March 2nd, 2009 at 3:42 pm
Oh for the love of God! Can I tell you how many times I have sat down in front of the computer to respond to this only to be pulled away by the cries of demanding little (and not-so-little) ones? Jeepers.
I’m pretty sure that we all have those secret thoughts about other people’s kids (the one’s who have different issues than our own kids have). However, not everyone has the courage or even the self awareness to talk about it. I had this moment of clarity the other day (I’m sure it was just coincidence that it happened right after an exchange with one of the more smug moms at the homeschool co-op) when I became really grateful for all the “problems” we’ve had with our first born because otherwise I could have continued being the smug, self-satisfied, why doesn’t everybody do it like I do it kind of mothers that I was when we first re-connected in Austin. Remember how I knew it all back then? Remember? ugh. It’s embarrassing to think back to those days.
Just think of all the opportunities for spiritual growth our children are providing us with. Hey, and since we each have four children does that mean that we will be more spiritually evolved than the poor slobs with just two kids? uh oh. I think I just stumbled into another land mine of smugness. Thank goodness I don’t actually believe that.
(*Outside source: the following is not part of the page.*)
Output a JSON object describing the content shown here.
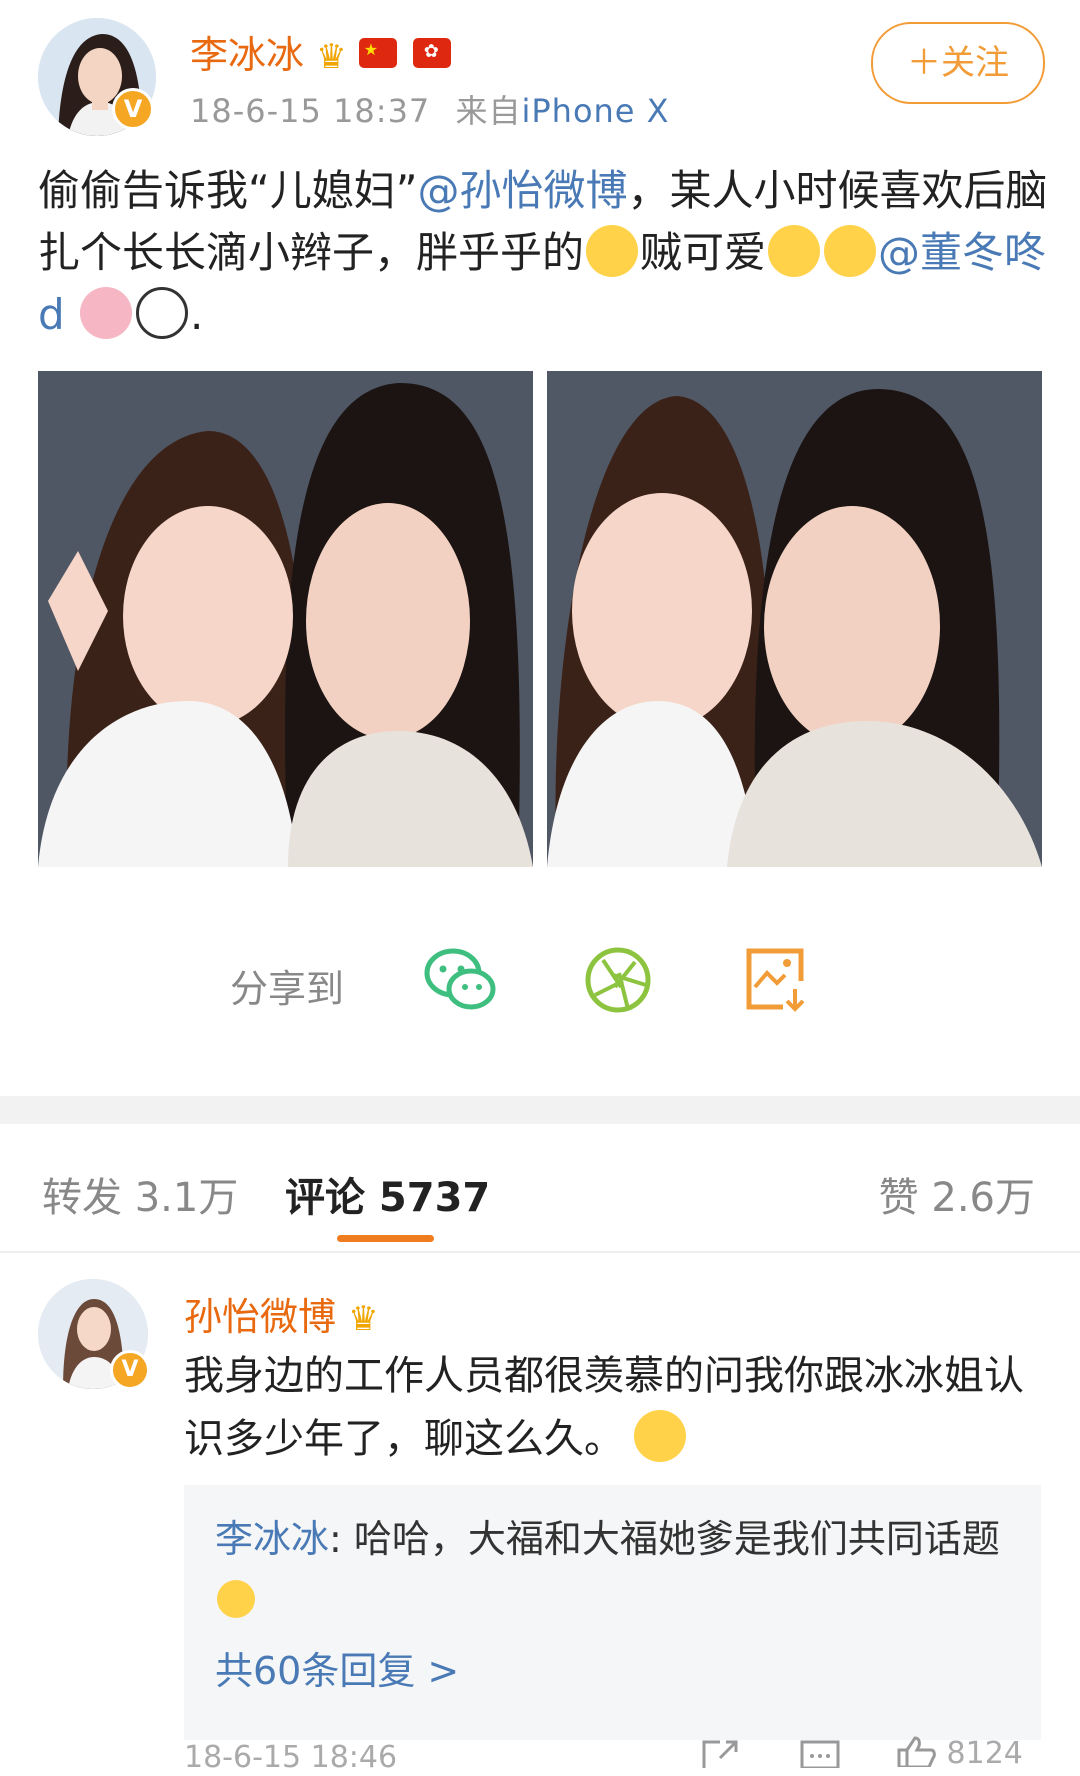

Okay, one last thought. Why shouldn’t we expect our schools to meet our kids’ needs? I’m pretty sure I do expect that, which is maybe why I’ve been so dismayed with them. What are the pros and cons to each position?
March 3rd, 2009 at 12:16 pm
Oh, but I am so HAPPY when I am smug and self-satisfied and think I have all the answers, aren’t I? You remind me I need to put the tagline “Providing others with the opportunity for spiritual growth for thirty-six years” somewhere on my blog.
This still feels so incomplete to me. I went back and forth that the child who got in trouble got in trouble for something he had been explicitly warned against and something about it felt disingenuous, manipulative. But maybe that is a cause for even greater compassion? And then he wrote a letter of apology where he accused himself of being “monstrous” which I didn’t allow into the revision.
The Judith Warner brought up all of my own chafing at being told who I was as a pre-teen, and wondering to what extent I do that with my boys.
The expectations of schools is a whole ‘nother conversation, of course, but I grew up with teacher parents who thought of the system as already broken, so I get to be astonished when it works at all. I observe funny reactions in myself to the school as an institution, feel like I am too cowed to be a proper advocate for the boys, but then also cynical in funny ways.